Army officer from bangladesh

Amin Ahmed Chowdhury was a Bangladeshi army officer and diplomat.

==Early life==
Chowdhury was born in South Anandpur village of Fulghazi in Feni on 14 February 1946 to Sultan Ahmed Chowdhury, a police officer. He passed S.S.C. in 1961. In 1963 he passed H.S.C. from Dhaka College. He got admitted to Ananda Mohan College, Mymensingh. While studying in Ananda Mohan College in 1965 he enlisted himself to Pakistan Military Academy.

==Military career==
===Pakistan Army===
Chowdhury joined Army Officer's Course on 27 November 1965. He was commissioned on 5 June 1966 in 4th East Bengal Regiment. Later he was posted to the East Bengal Regimental Centre in Chittagong. He served there as adjutant.

===Liberation War of Bangladesh===
In 1971 he was a captain and was posted to EBRC as adjutant. On 24 March 1971 he was taken to Dhaka along with Brigadier Mahmudur Rahman Majumdar commandant of EBRC. On 29 March he escaped from Dhaka and went to Agartala. Later in July 1971 he joined Z force under Ziaur Rahman. He was posted to the 8th East Bengal Regiment of Z Force. He was injured during an operation in August 1971 and was taken to Lucknow Hospital for better treatment he was there till 17 December 1971. Later he went to Germany for his better treatment.

===Bangladesh Army===
On 10 April 1972 he came back from Germany. He was given the command of 16 East Bengal Regiment. On 17 September 1973 he was promoted to the rank of Lieutenant Colonel. On 9 October 1973 he was transferred to 19 East Bengal Regiment as its commanding officer. In November 1974 he was posted to Military Operations Directorate as G-1.On 12 November 1975 he was sent to Rangpur Cantonment. In 1976 he was sent to Bogra Cantonment to stop the ongoing mutiny there. In 1977 he was sent to Burma as the Defence Attache of Bangladesh Embassy but he was sent back by the government of Burma because of the Rohingya issue. He was appointed as the Chief Instructor of the School of Infantry and Tactics. On 4 April 1978 he was promoted to the rank of Colonel and was posted as the Brigade Commander of 72 Infantry Brigade in Rangpur. From 1979 to 1982 he was posted to the Sylhet Cantonment. He was sent to Defence Ministry as joint secretary in 1982.On 15 March 1986 he was appointed as the managing director of Muktijodha Kollan Trust. On 5 September 1989 he was appointed as the chairman of Bangladesh Tea Board. On 9 June 1992 he was appointed as the provost marshal of Bangladesh Army. On 19 July 1995 he was appointed as the ambassador of Bangladesh to Oman he served there till 2002. He retired from the army on 31 December 2000.

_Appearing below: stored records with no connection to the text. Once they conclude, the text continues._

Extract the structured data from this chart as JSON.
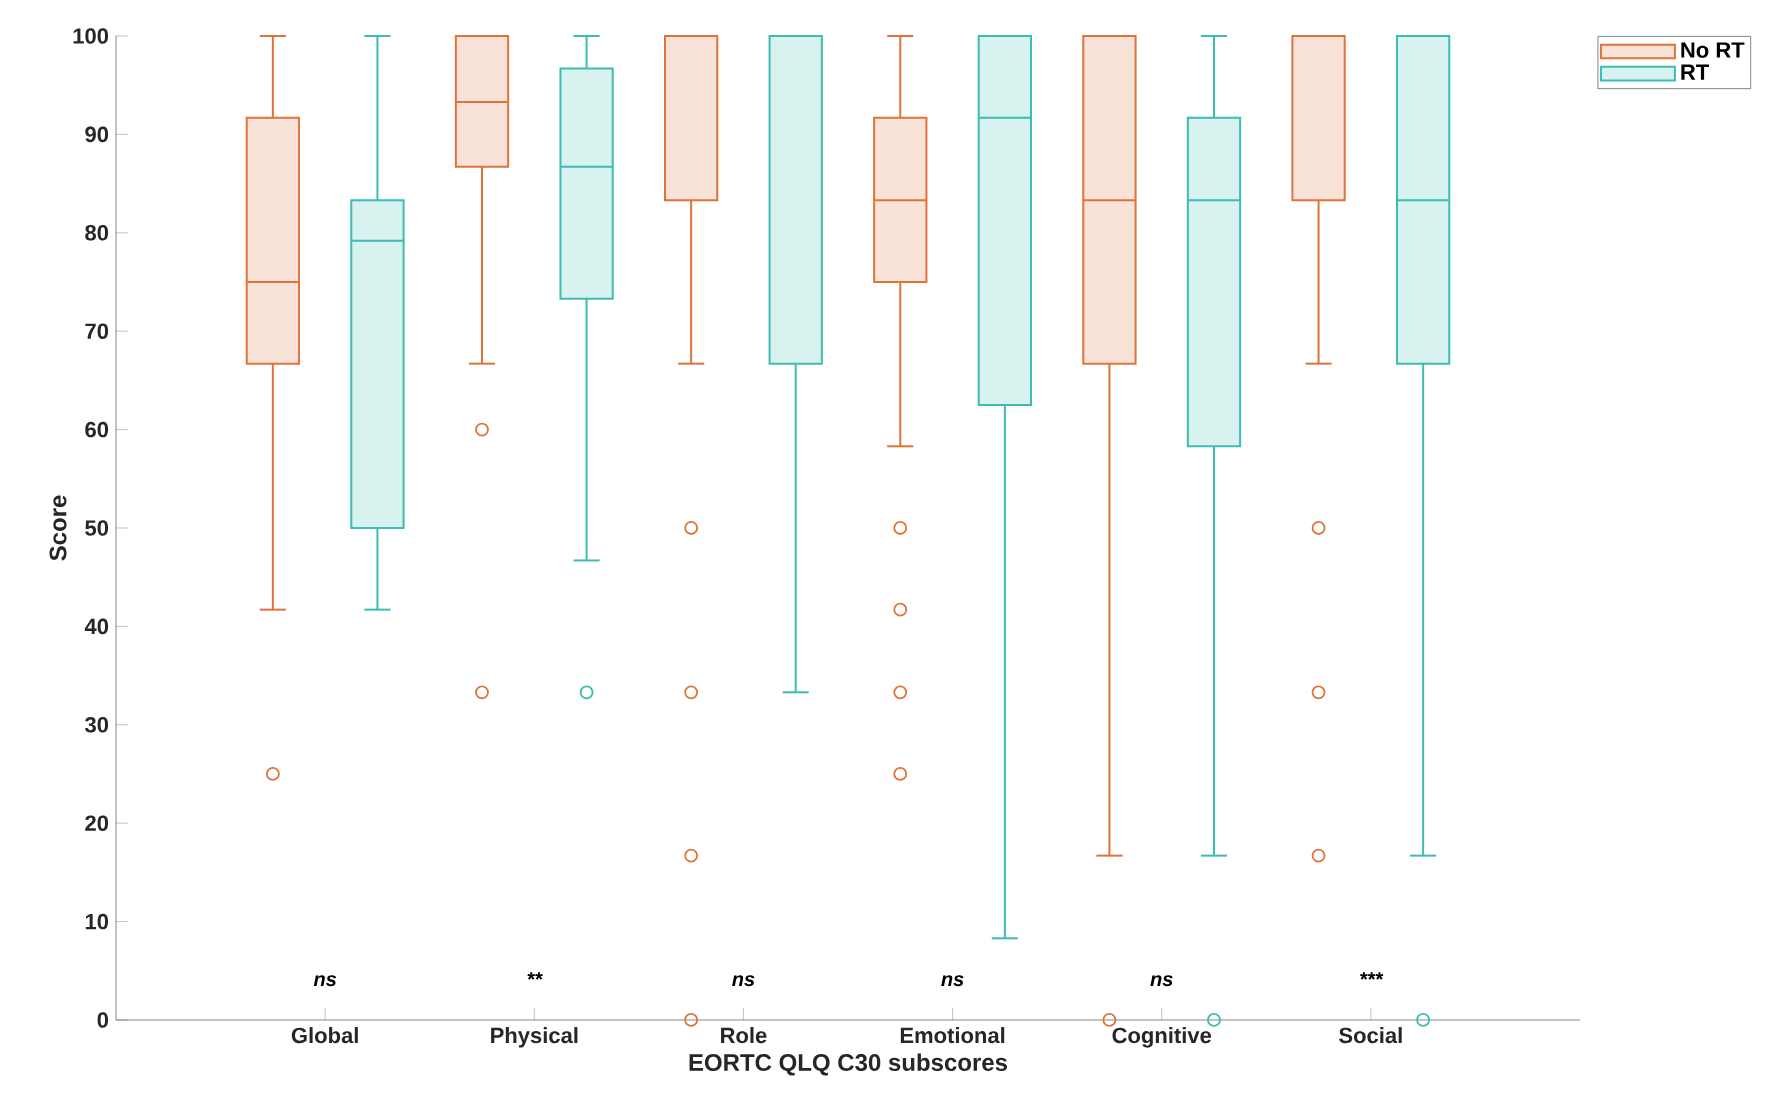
{
  "chart_data": {
    "type": "box",
    "xlabel": "EORTC QLQ C30 subscores",
    "ylabel": "Score",
    "categories": [
      "Global",
      "Physical",
      "Role",
      "Emotional",
      "Cognitive",
      "Social"
    ],
    "ylim": [
      0,
      100
    ],
    "yticks": [
      0,
      10,
      20,
      30,
      40,
      50,
      60,
      70,
      80,
      90,
      100
    ],
    "legend": "top right",
    "marker": "circle",
    "series": [
      {
        "name": "No RT",
        "color": "#e0733a",
        "boxes": [
          {
            "low": 41.7,
            "q1": 66.7,
            "median": 75,
            "q3": 91.7,
            "high": 100,
            "outliers": [
              25
            ]
          },
          {
            "low": 66.7,
            "q1": 86.7,
            "median": 93.3,
            "q3": 100,
            "high": 100,
            "outliers": [
              60,
              33.3
            ]
          },
          {
            "low": 66.7,
            "q1": 83.3,
            "median": 100,
            "q3": 100,
            "high": 100,
            "outliers": [
              50,
              33.3,
              16.7,
              0
            ]
          },
          {
            "low": 58.3,
            "q1": 75,
            "median": 83.3,
            "q3": 91.7,
            "high": 100,
            "outliers": [
              50,
              41.7,
              33.3,
              25
            ]
          },
          {
            "low": 16.7,
            "q1": 66.7,
            "median": 83.3,
            "q3": 100,
            "high": 100,
            "outliers": [
              0
            ]
          },
          {
            "low": 66.7,
            "q1": 83.3,
            "median": 100,
            "q3": 100,
            "high": 100,
            "outliers": [
              50,
              33.3,
              16.7
            ]
          }
        ]
      },
      {
        "name": "RT",
        "color": "#3cbcb4",
        "boxes": [
          {
            "low": 41.7,
            "q1": 50,
            "median": 79.2,
            "q3": 83.3,
            "high": 100
          },
          {
            "low": 46.7,
            "q1": 73.3,
            "median": 86.7,
            "q3": 96.7,
            "high": 100,
            "outliers": [
              33.3
            ]
          },
          {
            "low": 33.3,
            "q1": 66.7,
            "median": 100,
            "q3": 100,
            "high": 100
          },
          {
            "low": 8.3,
            "q1": 62.5,
            "median": 91.7,
            "q3": 100,
            "high": 100
          },
          {
            "low": 16.7,
            "q1": 58.3,
            "median": 83.3,
            "q3": 91.7,
            "high": 100,
            "outliers": [
              0
            ]
          },
          {
            "low": 16.7,
            "q1": 66.7,
            "median": 83.3,
            "q3": 100,
            "high": 100,
            "outliers": [
              0
            ]
          }
        ]
      }
    ],
    "annotations": [
      "ns",
      "**",
      "ns",
      "ns",
      "ns",
      "***"
    ]
  }
}
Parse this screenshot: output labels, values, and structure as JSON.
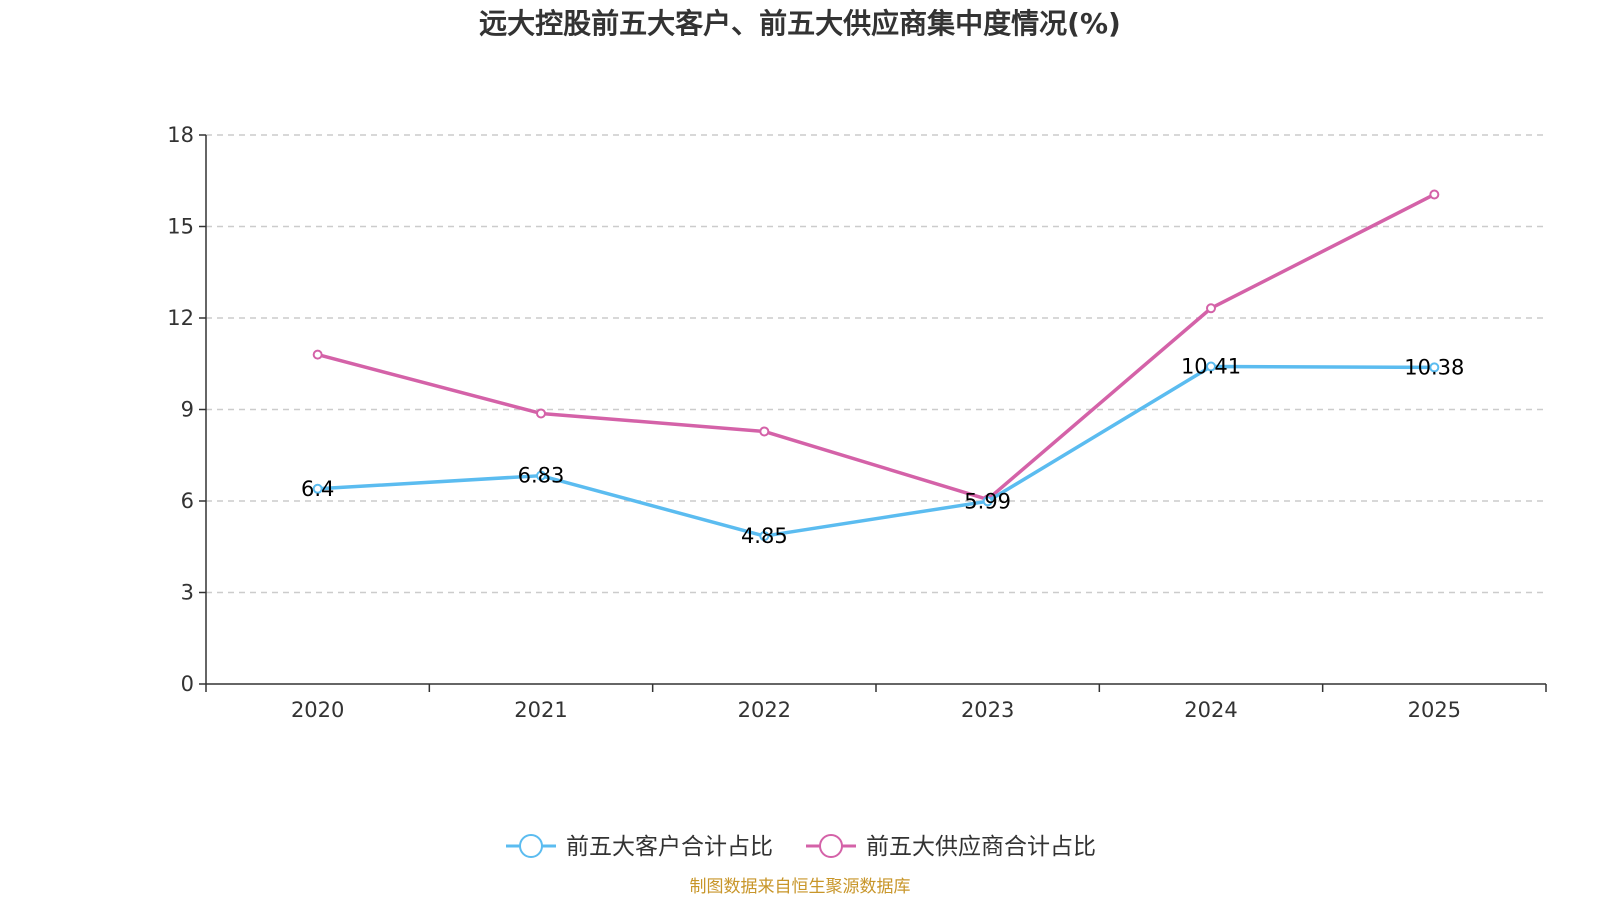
{
  "chart_data": {
    "type": "line",
    "title": "远大控股前五大客户、前五大供应商集中度情况(%)",
    "categories": [
      "2020",
      "2021",
      "2022",
      "2023",
      "2024",
      "2025"
    ],
    "ylim": [
      0,
      18
    ],
    "yticks": [
      0,
      3,
      6,
      9,
      12,
      15,
      18
    ],
    "grid": true,
    "legend_position": "bottom",
    "series": [
      {
        "name": "前五大客户合计占比",
        "color": "#5bbcf0",
        "values": [
          6.4,
          6.83,
          4.85,
          5.99,
          10.41,
          10.38
        ],
        "labels": [
          "6.4",
          "6.83",
          "4.85",
          "5.99",
          "10.41",
          "10.38"
        ]
      },
      {
        "name": "前五大供应商合计占比",
        "color": "#d462a8",
        "values": [
          10.8,
          8.87,
          8.28,
          6.05,
          12.32,
          16.05
        ],
        "labels": []
      }
    ]
  },
  "source": {
    "text": "制图数据来自恒生聚源数据库",
    "color": "#c8962a"
  },
  "colors": {
    "axis": "#333333",
    "grid": "#cccccc"
  }
}
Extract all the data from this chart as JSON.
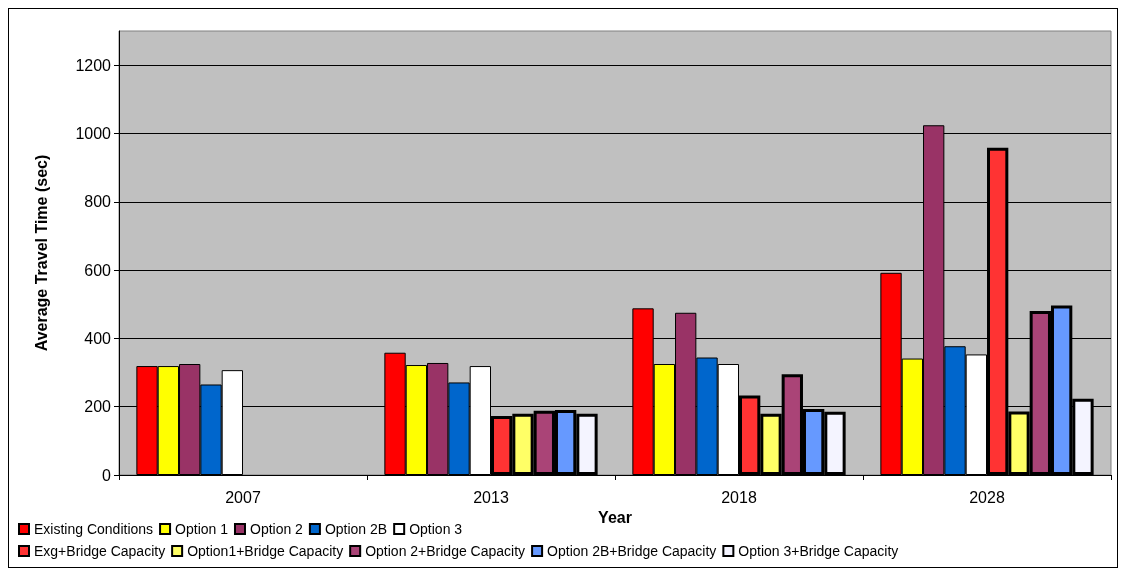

==After military retirement==
Chowdhury held various coveted posts in the government. He was appointed chairman of Retired Armed Forces Officers Welfare Organization (RAOWA). Amin also played as pivotal and pioneering role in raising local fund from Bangladeshi expatriates from all walks of life, arranging grants and loans from the government of Bangladesh and obtaining approvals from governments of Oman.
During his tenure as ambassador of Bangladesh to Oman he established Bangladesh School Muscat for the Bangladeshi community children's who are residing in Oman. He also contributed in strengthening the brotherly ties between Oman and Bangladesh along with his contribution for the welfare of expatriate Bangladeshis was well acclaimed by the government of Oman.
The government of Oman conferred him with the title 'Al Numan', a prestigious civil order by the Government of Oman. Amin was also acclaimed as security analyst and columnist of leading local and international skills in talk shows of different TV channels on contemporary issues.

==Death==
Chowdhury reported chest pain when was writing a column. He was rushed to the hospital and where the doctors pronounced him dead. Prime Minister and President paid homage to him and was buried with full military guard of honour in Banani Graveyard on 20 April 2013.

==Personal life==
Chowdhury had an older brother, Amir Ahmed Chowdhury, who became a prominent academic and cultural figure in Mymensingh, Bangladesh During the War of Liberation, Amir was captured by the Pakistani Army, confined and tortured, but escaped. The Pakistani army raided their home in Feni, and killed their octogenarian grandfather and six other family members. He was married to Latifa Amin on 9 May 1975.They have 2 sons.